Des petits producteurs poussés par la qualité
Au début du 21e siècle, le cacao d’origine américaine est cultivé pour les deux-tiers en Afrique de l’ouest, le thé est resté dans son berceau asiatique alors que le café s’est partagé entre l’Afrique qui fournit le robusta et l’Amérique tropicale, surtout le Brésil, produisant l’arabica. Parmi les vingt millions de producteurs de café dans le monde, les petits paysans assurent 70% de la production mondiale. Pour le thé, la part de la petite paysannerie tombe à 20% mais les employés sur les grandes propriétés sont toujours, en Inde, issus des basses castes. Pour le chocolat, la quasi-totalité de la production vient de petites plantations familiales de moins de dix hectares.
L’émiettement de ces producteurs contribue à faire régner la loi commerciale du plus fort. Les syndicats comme l’APPC (association des pays producteurs de café) ou des caisses de stabilisation des prix organisées par les États et qui garantissent des prix. Mais le désengagement des États coloniaux et la désorganisation des filières créent une menace de pénurie. Les industriels des pays du nord comme les broyeurs de fèves de cacao se rapprochent de la production, construisent des usines de première transformation sur place pour sécuriser leurs approvisionnements et surveiller la qualité. Les techniques de broyage, torréfaction, décorticage et fonte des fèves pour produire la pâte ou la liqueur de cacao, matière première de l’industrie chocolatière, sont maîtrisées par des entreprises multinationales comme les Américains Cargill et ADM-Cocoa,le Franco-Belge-Suisse Barry Callebaut, le Suisse Nestlé. Le négoce et les marchés à terme tentent d’amortir les variations du marché et les fluctuations de change monétaire mais le fonctionnement reste spéculatif.
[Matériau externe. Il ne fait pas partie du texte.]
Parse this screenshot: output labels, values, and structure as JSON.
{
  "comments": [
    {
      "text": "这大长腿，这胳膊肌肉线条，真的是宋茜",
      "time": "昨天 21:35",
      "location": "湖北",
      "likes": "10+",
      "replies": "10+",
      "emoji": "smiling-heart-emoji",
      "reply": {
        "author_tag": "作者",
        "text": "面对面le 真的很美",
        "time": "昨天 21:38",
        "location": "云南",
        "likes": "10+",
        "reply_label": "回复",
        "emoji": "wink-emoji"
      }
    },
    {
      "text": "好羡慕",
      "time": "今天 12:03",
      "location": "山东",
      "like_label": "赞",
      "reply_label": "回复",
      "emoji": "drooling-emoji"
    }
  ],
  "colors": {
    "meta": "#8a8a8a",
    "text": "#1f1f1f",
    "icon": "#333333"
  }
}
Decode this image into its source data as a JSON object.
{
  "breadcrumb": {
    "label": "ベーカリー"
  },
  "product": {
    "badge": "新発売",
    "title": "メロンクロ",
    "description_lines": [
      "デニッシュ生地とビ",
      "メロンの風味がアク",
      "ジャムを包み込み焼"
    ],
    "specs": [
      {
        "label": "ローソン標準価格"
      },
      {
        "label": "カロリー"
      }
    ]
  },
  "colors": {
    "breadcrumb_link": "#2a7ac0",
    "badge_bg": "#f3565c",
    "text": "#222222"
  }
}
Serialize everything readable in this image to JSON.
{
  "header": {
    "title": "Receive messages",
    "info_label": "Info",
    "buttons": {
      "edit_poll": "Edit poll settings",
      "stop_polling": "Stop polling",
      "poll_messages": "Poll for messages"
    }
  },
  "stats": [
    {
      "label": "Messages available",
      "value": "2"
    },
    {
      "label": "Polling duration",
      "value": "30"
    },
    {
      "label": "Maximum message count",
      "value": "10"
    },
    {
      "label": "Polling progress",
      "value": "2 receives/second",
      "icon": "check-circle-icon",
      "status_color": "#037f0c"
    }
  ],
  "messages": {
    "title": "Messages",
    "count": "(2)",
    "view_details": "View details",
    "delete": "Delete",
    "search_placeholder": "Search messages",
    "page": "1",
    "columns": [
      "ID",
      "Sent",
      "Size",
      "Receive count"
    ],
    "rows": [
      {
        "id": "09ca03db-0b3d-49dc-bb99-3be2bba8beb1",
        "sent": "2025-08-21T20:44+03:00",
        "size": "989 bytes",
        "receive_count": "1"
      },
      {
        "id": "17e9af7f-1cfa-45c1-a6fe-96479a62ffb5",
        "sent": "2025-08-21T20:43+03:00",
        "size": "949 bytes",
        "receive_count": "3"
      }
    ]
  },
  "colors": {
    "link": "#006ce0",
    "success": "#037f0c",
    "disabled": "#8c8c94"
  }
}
Pour les petits producteurs, les solutions ne sont pas que financières. Sao Tomé e Principe, petit archipel du golfe de Guinée où les colons portugais ont planté des cacaoyers amazoniens depuis 1822, s’est lancé en 2002 dans une filière de cacao aromatique et biologique. Dans cette « île-chocolat » qui fut premier producteur mondial au début du 20e siècle et qui vit encore des exportations de fèves, la décolonisation en 1975 a donné lieu à une redistribution des terres, fait émerger de nouveaux leaders qui se tournent vers des productions de qualité mieux rémunérées.
Le commerce solidaire, pour de nouveaux liens entre Nord et Sud
Souvent, ces initiatives nouvelles sont à mettre au compte d’une exigence des consommateurs vis-à-vis des conditions de production. Le trafic d’enfants dans les plantations de cacao de la Côte d’Ivoire, premier producteur mondial, a fait réagir les firmes chocolatières qui interviennent pour lutter contre le travail des enfants et améliorer la condition des ouvriers. Le « chocolat de la jungle » produit en Équateur, au goût atypique, est vendu plus cher et les profits sont réinvestis dans des actions de santé et d’environnement. Des initiatives similaires se sont multipliées pour tous les marchés et alimentent les Magasins du monde – Oxfam, à un prix « équitable », voulant dire juste et partagé, le produit étant payé à la commande pour assurer aux producteurs des revenus réguliers sur l’année. Aujourd’hui, la grande distribution relaie ces initiatives et vendent ces produits « éthiques », témoignant d’une prise de conscience générale.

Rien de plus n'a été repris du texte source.